As an IBM employee who watched Lenovo
acquire IBM PC.

Thinkpad's were excellent!
Lenovo has not disappointed!

Of all in the "Windows" market,
I view Lenovo as the best.

They did, indeed, learn from IBM, -- IMO!
If they did a Linux preinstall that would be ideal. They won't...
looks interesting but has two shortcomings for me. Not enough pixels on the screen (minimum 1600 x 1000) and small hard drive. Makes me wonder why people settle for DVD players that can run Excel
Hope they'll include top of the line CPU as options. i7, no i5.
i7 mobile has little benefit over it's i5 counterpart. This will most likely be my next laptop in the summer.
Have two thinkpads running with ubuntu/xubuntu. Both work well since the recently updates. If you need devices that simply do things, then the thinkpads are my first choice.
Why do they have such low res screens? My X61s was only available with xga (1024x768), switching to a T60p with uxga (1600x1200), going to drop in a qxga (2048x1536) panel, and at 15", the perfect large laptop size (17 is too big, in my view).
+Ronald Pottol I'm with you. 17" is too big. My last Windows laptop was a Dell Latitude E6500 with the 15.4" 1920x1200 panel -- highest res i could find in that size, at the time.
I am not familiar with Ubuntu, can any commenter briefly explain why it would preferred over windows for a PC? Thanks.
I'm more concerned about its size. Does anyone know its size stats? Weight is also important, but since the ad says it's under 3 lbs, it's fine with me.
+Fawad Kazi Because it's free, because you not bother about viruses and because it's an alternative to windows and mac. I switched to ubuntu because the support for XP ends this year and I didn't want to buy an update.
Wish they would release another smaller machine. X220 seems way too big compared with the beautiful X61 I use now (because I can't put it down!) I just don't need something that big!
How do you like "Precise"?
Precise works fine for me, now that I got used to unity.

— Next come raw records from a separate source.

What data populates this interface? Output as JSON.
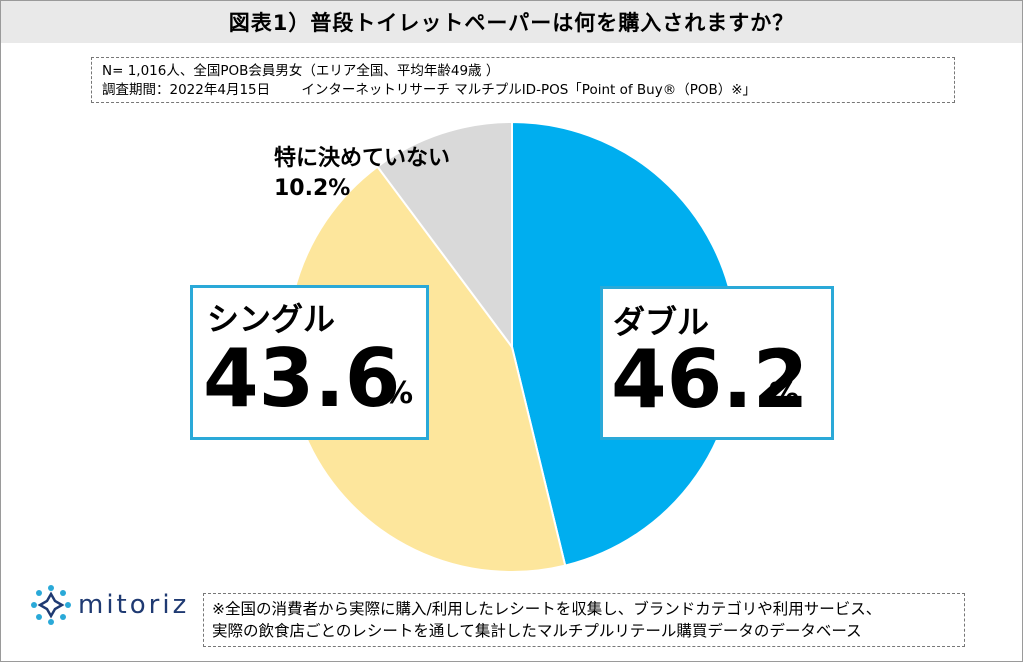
{
  "title": "図表1）普段トイレットペーパーは何を購入されますか？",
  "notes": {
    "line1": "N= 1,016人、全国POB会員男女（エリア全国、平均年齢49歳 ）",
    "line2": "調査期間：2022年4月15日　　 インターネットリサーチ マルチプルID-POS「Point of Buy®（POB）※」"
  },
  "chart_data": {
    "type": "pie",
    "title": "",
    "slices": [
      {
        "label": "ダブル",
        "value": 46.2,
        "color": "#00aeef"
      },
      {
        "label": "シングル",
        "value": 43.6,
        "color": "#fde69c"
      },
      {
        "label": "特に決めていない",
        "value": 10.2,
        "color": "#d9d9d9"
      }
    ],
    "start": "12 o'clock",
    "direction": "clockwise"
  },
  "labels": {
    "double_name": "ダブル",
    "double_value": "46.2",
    "single_name": "シングル",
    "single_value": "43.6",
    "percent_sign": "%",
    "none_name": "特に決めていない",
    "none_value": "10.2%"
  },
  "logo": {
    "text": "mitoriz"
  },
  "footnote": {
    "line1": "※全国の消費者から実際に購入/利用したレシートを収集し、ブランドカテゴリや利用サービス、",
    "line2": "実際の飲食店ごとのレシートを通して集計したマルチプルリテール購買データのデータベース"
  },
  "colors": {
    "accent": "#2aa9d8",
    "double": "#00aeef",
    "single": "#fde69c",
    "none": "#d9d9d9",
    "logo": "#1f3a72"
  }
}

Both thinkpads had windows preinstalled. My T61 (on which I write this post) came with WinXP. And I used it for two years or so till I fell in love with ubuntu. First I tested ubuntu on a live cd, then I had it parallel installed until I recognized that I didn't start XP any more.
My x100e had Win7 but I only activated it to see if the device is okay. Then I get Ubuntu running all over the system.

Meanwhile I found that there are a few dealers who sell a thinkpad with a preinstalled linux or even without any system at all. Takes time to find one. My local shop only sells thinkpads with win on it, but he checked my T61 last year for little money or has devices which have run for testing or in the showroom. (Sorry if this post is too long :-)
+Dan Gillmor - Waiting for the weekend. Will probably format my netbook back to the stone age and do a fresh install rather than the upgrade.
+Dan Gillmor - Have you considered System76, ZaReason, or any of the other companies that specialize in Linux-tuned hardware?
I've been emailing with support at ZaReason. They plan to have an ultrabook in June. (I found out about them 'cause the founder spoke at Flourish.)